Does your home have cold or hot spots? If so, your HVAC system is in need of “air balancing”.
The good news is that air balancing is something you can do yourself if you follow these tips.
1. Close or Open Your Register
Simple yet effective. You have the ability to move the damper blade. It will restrict airflow in the room. But, don’t completely close the vents, it could cause other issues to your HVAC system.
During warm weather temperatures, open registers on your upper floor and partially close registers on the first floor and/or your basement. During cold temperatures, reverse the process.
Sierra Air Conditioning put together a handy guide to get your system properly balanced for each season. Try this process first:
Step 1: Set your thermostat to 76-78 degrees. (ideal range to start testing)
Step 2: Leave the temperature alone for at least 24 hours.
Step 3: In areas that are too cool, adjust the vents to allow for less airflow.
Step 4: Adjust in small increments to feel what works for your comfort.

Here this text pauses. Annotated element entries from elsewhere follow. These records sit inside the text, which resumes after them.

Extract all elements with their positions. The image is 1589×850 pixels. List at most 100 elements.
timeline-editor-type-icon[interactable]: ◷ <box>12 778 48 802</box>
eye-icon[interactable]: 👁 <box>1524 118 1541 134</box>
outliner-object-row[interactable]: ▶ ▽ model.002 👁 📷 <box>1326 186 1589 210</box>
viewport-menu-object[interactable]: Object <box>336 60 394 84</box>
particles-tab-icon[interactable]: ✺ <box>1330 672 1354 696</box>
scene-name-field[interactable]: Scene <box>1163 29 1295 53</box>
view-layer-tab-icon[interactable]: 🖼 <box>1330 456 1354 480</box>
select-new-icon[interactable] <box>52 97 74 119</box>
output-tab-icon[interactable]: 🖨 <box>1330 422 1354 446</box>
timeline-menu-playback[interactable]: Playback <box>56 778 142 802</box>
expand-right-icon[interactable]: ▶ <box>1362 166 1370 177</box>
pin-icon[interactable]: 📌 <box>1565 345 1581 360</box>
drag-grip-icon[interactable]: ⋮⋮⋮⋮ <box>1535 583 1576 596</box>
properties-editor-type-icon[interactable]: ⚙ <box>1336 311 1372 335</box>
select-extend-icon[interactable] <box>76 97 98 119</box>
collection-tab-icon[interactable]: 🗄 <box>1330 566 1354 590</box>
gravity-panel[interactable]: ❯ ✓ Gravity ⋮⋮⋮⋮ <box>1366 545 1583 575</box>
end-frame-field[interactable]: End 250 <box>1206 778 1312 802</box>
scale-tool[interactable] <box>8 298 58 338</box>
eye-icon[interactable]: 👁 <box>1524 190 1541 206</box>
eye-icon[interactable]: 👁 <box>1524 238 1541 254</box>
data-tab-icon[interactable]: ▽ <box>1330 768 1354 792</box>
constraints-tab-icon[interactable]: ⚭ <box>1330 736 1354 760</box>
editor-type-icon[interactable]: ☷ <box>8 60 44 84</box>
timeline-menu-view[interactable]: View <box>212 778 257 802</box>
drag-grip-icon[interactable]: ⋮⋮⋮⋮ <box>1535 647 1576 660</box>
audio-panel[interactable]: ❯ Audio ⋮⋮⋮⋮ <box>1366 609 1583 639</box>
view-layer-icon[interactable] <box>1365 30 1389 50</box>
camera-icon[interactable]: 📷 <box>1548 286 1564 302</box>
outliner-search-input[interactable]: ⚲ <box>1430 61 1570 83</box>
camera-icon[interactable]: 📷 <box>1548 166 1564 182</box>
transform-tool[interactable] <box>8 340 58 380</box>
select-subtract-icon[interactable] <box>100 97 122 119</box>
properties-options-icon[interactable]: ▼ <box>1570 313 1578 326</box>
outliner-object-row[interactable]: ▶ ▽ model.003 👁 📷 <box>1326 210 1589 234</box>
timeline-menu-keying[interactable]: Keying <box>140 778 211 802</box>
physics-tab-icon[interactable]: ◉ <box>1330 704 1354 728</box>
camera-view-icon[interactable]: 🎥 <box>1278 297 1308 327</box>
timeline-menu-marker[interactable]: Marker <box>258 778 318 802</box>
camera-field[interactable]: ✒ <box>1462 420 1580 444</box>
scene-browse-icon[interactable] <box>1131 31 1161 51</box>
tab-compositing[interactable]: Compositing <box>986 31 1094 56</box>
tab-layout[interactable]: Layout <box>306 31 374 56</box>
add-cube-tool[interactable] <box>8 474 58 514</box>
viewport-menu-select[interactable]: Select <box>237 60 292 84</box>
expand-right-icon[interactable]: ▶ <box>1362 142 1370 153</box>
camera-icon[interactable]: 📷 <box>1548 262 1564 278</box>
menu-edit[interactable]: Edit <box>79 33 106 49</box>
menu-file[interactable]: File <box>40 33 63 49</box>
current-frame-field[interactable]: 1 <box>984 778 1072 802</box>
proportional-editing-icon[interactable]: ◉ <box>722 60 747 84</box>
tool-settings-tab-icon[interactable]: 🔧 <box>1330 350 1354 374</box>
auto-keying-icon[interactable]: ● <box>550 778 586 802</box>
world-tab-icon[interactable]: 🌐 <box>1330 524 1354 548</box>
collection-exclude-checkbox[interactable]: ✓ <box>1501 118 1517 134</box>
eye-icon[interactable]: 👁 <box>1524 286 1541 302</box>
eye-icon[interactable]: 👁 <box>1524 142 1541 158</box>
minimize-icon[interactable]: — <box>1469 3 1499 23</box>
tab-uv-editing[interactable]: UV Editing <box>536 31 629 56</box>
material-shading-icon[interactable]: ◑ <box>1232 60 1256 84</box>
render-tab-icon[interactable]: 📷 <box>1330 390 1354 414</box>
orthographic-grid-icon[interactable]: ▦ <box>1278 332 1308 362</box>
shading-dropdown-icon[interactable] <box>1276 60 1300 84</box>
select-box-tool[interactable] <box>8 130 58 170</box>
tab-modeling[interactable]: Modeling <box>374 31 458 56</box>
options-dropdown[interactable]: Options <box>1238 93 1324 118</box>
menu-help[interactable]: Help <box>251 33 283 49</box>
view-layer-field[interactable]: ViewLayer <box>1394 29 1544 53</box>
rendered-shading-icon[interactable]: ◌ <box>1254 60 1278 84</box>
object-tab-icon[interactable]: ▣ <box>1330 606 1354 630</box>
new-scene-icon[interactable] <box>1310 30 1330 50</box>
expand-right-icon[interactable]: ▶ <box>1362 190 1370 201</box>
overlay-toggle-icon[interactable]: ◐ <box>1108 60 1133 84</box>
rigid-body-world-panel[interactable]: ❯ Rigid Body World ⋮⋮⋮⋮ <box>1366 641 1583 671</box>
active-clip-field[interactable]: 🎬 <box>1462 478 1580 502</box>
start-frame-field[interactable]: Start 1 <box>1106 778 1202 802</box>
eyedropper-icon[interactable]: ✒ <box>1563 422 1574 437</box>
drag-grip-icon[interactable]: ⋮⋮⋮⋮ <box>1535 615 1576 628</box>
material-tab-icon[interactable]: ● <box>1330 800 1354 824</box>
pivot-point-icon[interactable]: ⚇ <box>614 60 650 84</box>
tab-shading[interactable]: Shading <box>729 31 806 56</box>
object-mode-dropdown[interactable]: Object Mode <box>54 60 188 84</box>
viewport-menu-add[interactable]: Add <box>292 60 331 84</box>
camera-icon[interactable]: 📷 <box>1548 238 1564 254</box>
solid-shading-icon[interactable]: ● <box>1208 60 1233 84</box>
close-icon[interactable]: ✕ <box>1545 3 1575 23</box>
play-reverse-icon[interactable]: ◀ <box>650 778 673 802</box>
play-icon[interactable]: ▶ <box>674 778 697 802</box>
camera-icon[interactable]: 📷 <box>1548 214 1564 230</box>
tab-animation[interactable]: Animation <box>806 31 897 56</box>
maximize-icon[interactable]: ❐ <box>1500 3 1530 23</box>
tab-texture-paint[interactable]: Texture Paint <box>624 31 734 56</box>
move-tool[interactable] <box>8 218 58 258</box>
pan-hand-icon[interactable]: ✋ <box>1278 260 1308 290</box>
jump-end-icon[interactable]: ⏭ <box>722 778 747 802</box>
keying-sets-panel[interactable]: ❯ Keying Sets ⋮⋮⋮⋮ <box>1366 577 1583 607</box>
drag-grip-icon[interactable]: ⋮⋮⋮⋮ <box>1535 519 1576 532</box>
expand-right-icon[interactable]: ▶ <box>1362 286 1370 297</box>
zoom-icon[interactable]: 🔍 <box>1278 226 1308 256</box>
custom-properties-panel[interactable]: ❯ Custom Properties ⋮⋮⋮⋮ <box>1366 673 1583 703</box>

Step 5: Re-check your adjustments (24 hours later) to feel if you reached the desired temperature.
Step 6: Continue until you reach your ideal temperature.
2. Try a 2 Degree Offset
If you’re in a two-story home and have two thermostats, set the temperatures to have a 2 degree offset.
Here’s what I mean…
Set the thermostat at a 2 degree difference for the floors. For example, upstairs could be set at 74 degrees and downstairs at 72. This will help with uneven temperatures.
3. Check Filters for Cleanliness
There are numerous reasons to keep your filters clean…
- Improves your air quality – cleaning the debris that builds up on your filters will aid with the flow of air.
- Increases the efficiency of your furnace – reduced airflow through your heating and cooling system can cause your heat exchange to overheat and shut off too quickly. Keep the filter clean and it will aid in the efficiency of your furnace.
- Extend the life of your HVAC system – would you believe the most common reason an HVAC breaks down is due to a dirty filter? A dirty filter makes your system work harder causing it to overheat.
- Help keep energy costs down – Heating your home uses more energy and costs more money than any other system in your home — typically making up about 42% of your utility bill. If your filter is not clogged your system will run more efficiently. This alone will help keep your energy costs down. When you regularly change your filter, you can save from 5 to 15% on your bills.
4. Install Window Coverings to Prevent Heat
Your windows will impact the comfort level in each room. Windows without drapes, blinds, shades, etc. can heat up a room faster before a thermostat has the time to turn on and add relief.
Window coverings can make a difference in the overall appeal and comfort level. They also can help improve energy efficiency. In cooling seasons, about 76% of the sunlight that falls on standard double-pane windows enters to become heat.
5. Avoid Placing Electronic Equipment Near Thermostat
Electronic equipment creates a lot of heat and can really affect your comfort. Nowadays with the addition of large-screen TVs and computers, the distribution of heat in the room can change and may require adjustments to your vents.
This is typically noticed if you have a room air conditioner. The thermostat can pick up heat from appliances which can also cause your A/C to operate longer.
6. Check for Drafts
You want to make sure your windows and doors are sealed properly as these often cause cold spots in your home.
7. Adjust Ceiling Fans
Changing the directional settings of a fan can have a profound effect on air circulation. Your ceiling fans should go counterclockwise during warming months to create cool downward airflow. However, it should go at a low speed in a clockwise motion during the cooler months so it can help evenly distribute warm air.
8. Prevent Airflow Restrictions
Do not cover registers with furniture or items that will restrict airflow. When you block a vent with furniture your system has to work harder. Vents are there to supply free flow of air.
Here’s a quick fix from Integrity Air:
“Your vents need 18 inches of space. Rearrange your furniture and hem your curtains so you can provide them with the airflow they need. If you have no other choice, get a magnetic air deflector so that the air blows away from the nearby furniture.”
Deflectors can redirect the airflow keeping the intended air circulation.
9. Place Thermostat Fan Setting to “ON”
Your fan setting can have an impact on your indoor air quality and comfort level. Most systems have two fan settings: On and Auto.
By utilizing the “ON” setting, the fan will blow continuously which will filter and always be replacing your indoor air. This, in turn, will keep the air steady. In using the auto position, your air can become more stagnant.
Both come with pros and cons. When flipping to the On setting, you may see an increase in your utility bill.